Under legislation now pending in Congress, states could receive financial rewards or penalties based on progress on their own state tests, but only if those results were "confirmed" by NAEP (or, in the case of the House's version of the bill, by another national test of each state's choosing). The congressionally mandated assessment tests a sampling of students in key subjects.
The ad hoc committee of the National Assessment Governing Board plans to prepare a report by next March that discusses issues related to using NAEP to confirm state test results, including some possible models for how the "confirmation" process might work.
President Approves Extra Title I Funding
While lawmakers haven't agreed yet on how much to increase the Department of Education's budget next year, they just raised the bar.
President Bush last month signed supplemental spending legislation that kicks in an extra $161 million for Title I grants to school districts in the current fiscal year. That brings the revised total for the program to $8.62 billion for fiscal 2001.
The additional money is the result of a political compromise that tinkers with the formulas used to calculate how much every state and district receives.
Because of geographic shifts in population and poverty levels, some states and districts technically qualify for less Title I aid, or none at all.
The compromise provides enough money to allow each state and district to receive the greater of two options for distributing the aid: Either it will receive the same amount as the previous year, or it will receive the amount intended under the Title I statutory formulas.
—Erik W. Robelen
Math-Science Bill Clears House
The House approved two bills last week that seek to improve math and science instruction.
Both bills, approved on a voice vote July 30, would operate out of the National Science Foundation.
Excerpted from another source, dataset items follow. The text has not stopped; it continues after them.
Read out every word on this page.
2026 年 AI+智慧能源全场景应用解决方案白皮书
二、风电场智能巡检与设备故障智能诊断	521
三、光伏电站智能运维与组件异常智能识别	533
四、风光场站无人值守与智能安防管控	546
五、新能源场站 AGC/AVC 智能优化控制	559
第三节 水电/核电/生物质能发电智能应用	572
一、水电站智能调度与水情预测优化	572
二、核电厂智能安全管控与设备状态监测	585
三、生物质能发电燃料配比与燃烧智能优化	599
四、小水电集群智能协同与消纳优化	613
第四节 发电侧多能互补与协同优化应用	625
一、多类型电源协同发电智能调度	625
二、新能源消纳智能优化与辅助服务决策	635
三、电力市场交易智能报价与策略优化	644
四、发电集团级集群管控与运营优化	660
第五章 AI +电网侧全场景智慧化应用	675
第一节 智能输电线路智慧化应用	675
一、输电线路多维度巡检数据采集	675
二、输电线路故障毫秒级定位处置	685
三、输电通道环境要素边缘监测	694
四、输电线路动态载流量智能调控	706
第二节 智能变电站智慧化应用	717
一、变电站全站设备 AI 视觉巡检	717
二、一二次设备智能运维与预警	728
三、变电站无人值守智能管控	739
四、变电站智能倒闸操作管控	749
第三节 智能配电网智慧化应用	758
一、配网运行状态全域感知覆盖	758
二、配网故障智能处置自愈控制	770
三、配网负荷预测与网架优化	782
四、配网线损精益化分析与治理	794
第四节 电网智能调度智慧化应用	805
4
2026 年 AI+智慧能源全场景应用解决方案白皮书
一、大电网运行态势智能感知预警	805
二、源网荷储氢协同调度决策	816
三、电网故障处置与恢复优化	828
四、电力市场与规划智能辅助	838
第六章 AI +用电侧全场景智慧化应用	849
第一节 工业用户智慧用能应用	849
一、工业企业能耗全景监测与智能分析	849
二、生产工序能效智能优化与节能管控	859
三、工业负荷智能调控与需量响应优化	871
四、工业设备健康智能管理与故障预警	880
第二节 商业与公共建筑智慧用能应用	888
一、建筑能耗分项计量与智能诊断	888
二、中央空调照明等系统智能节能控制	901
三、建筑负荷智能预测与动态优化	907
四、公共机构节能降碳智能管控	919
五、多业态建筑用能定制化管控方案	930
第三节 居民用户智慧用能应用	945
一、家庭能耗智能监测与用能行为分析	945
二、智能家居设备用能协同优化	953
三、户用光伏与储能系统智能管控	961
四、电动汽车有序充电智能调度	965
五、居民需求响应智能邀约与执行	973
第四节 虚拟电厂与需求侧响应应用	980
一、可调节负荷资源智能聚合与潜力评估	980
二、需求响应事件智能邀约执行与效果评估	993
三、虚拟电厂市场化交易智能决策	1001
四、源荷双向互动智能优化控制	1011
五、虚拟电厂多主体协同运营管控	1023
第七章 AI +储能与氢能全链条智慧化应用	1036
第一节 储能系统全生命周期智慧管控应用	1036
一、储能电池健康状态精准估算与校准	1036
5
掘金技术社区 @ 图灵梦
HR 1158 is modeled in part on a proposal by President Bush to establish partnerships between universities and school districts to improve K-12 mathematics and science education. It would authorize the NSF to distribute $200 million a year from fiscal 2002, which begins Oct. 1, through fiscal 2006.
In addition, the bill would authorize several other smaller initiatives, such as setting up four university research centers on teaching and learning, and awarding scholarships to top math and science majors in exchange for a commitment to teach two years for each year they received a scholarship.
The other bill, HR 100, would authorize $50 million a year in grants to colleges and universities to establish and run master-teacher programs in math and science.